How to Overcome Messy Excel Sheets in R

**Largely Inspired by many a painful Excel sheet along with Duncan Garmonsways (@nacnudus) Spreadsheet Munging Strategies & recent linked presentation

When you first open *THAT* spreadsheet…..

It’s not unusual as a practitioner to be in the position where you get landed an Excel sheet or a number of them often organised in unusually formatted tables with little recognisable structure. This may be due to you taking over a pre-existing project or perhaps helping an external organisation with some work.

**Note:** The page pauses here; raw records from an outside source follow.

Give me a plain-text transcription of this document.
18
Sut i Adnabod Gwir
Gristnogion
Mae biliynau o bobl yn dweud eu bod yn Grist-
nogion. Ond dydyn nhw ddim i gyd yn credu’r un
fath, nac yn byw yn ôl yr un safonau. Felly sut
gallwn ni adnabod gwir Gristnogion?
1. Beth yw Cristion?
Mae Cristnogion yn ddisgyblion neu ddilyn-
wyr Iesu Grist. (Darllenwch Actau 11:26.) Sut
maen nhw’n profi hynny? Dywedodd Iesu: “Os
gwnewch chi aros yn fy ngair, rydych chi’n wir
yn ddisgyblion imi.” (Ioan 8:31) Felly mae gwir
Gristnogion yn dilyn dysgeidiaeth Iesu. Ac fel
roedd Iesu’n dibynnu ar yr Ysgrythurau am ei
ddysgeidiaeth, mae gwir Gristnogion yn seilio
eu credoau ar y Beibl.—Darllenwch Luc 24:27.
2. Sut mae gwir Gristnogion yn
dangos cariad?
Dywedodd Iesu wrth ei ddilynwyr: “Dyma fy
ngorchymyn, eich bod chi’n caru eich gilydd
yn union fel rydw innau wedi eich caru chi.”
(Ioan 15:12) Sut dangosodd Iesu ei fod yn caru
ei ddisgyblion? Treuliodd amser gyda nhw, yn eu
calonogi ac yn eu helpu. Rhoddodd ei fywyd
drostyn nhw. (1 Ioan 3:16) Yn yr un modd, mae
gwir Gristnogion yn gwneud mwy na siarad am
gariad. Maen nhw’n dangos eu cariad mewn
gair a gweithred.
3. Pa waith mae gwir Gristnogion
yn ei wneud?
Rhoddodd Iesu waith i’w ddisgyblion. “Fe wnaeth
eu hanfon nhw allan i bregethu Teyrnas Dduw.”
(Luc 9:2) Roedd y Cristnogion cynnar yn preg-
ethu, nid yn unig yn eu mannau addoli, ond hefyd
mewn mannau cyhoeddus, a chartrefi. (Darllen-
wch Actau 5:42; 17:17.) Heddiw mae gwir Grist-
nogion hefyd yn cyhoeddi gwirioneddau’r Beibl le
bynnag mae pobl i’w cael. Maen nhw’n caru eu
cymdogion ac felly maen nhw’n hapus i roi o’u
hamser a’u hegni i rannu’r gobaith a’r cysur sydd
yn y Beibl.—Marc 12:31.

While a single sheet formatted like that can be managed easily with some copy and paste, as the number of sheets build this becomes a very inefficient and frustrating approach. Thankfully, some kind souls have helped vastly improve this process with a number of helpful packages available.

We have two packages that will do the majority of the work for us:

  • unpivotr
    • Deals with messy tables, formatting, multi-headed tables etc.
  • tidyxl
    • Useful package in general for .xlsx based data
    • Particularly the xlsx_cells() function which reads the excel sheet in cell by cell. The resulting dataframe has a row per sheet cell with a number of variables about the cells

Plus, thankfully, both can be implemented with the tidyverse group of packages.

Messy Excel Sheet Samples

There are a couple of ways in which an excel sheet can be difficult to deal with:

  • Multiple Headers/Tables
  • Summary Values
  • Merged cells
  • Empty cells in needless places

Strategies for Dealing With a Messy Excel Sheet

Depending on the format of the excel sheet or sheets you are looking to work on here, how you can tidy it and create a set of data to use in R or elsewhere will differ. However there are a number of general steps that can be taken.

‘for’ loops

‘for’ loops allow you to repeat a sequence of instructions when certain conditions are met. This may be for unique values in a vector or variable, items present within a list or in our situation, read a number of Excel files together or a number of sheets present within an Excel spreadsheet. To do so there are a small number of steps which we will initially cover separately and then at the end show how they can combined through nested for loops.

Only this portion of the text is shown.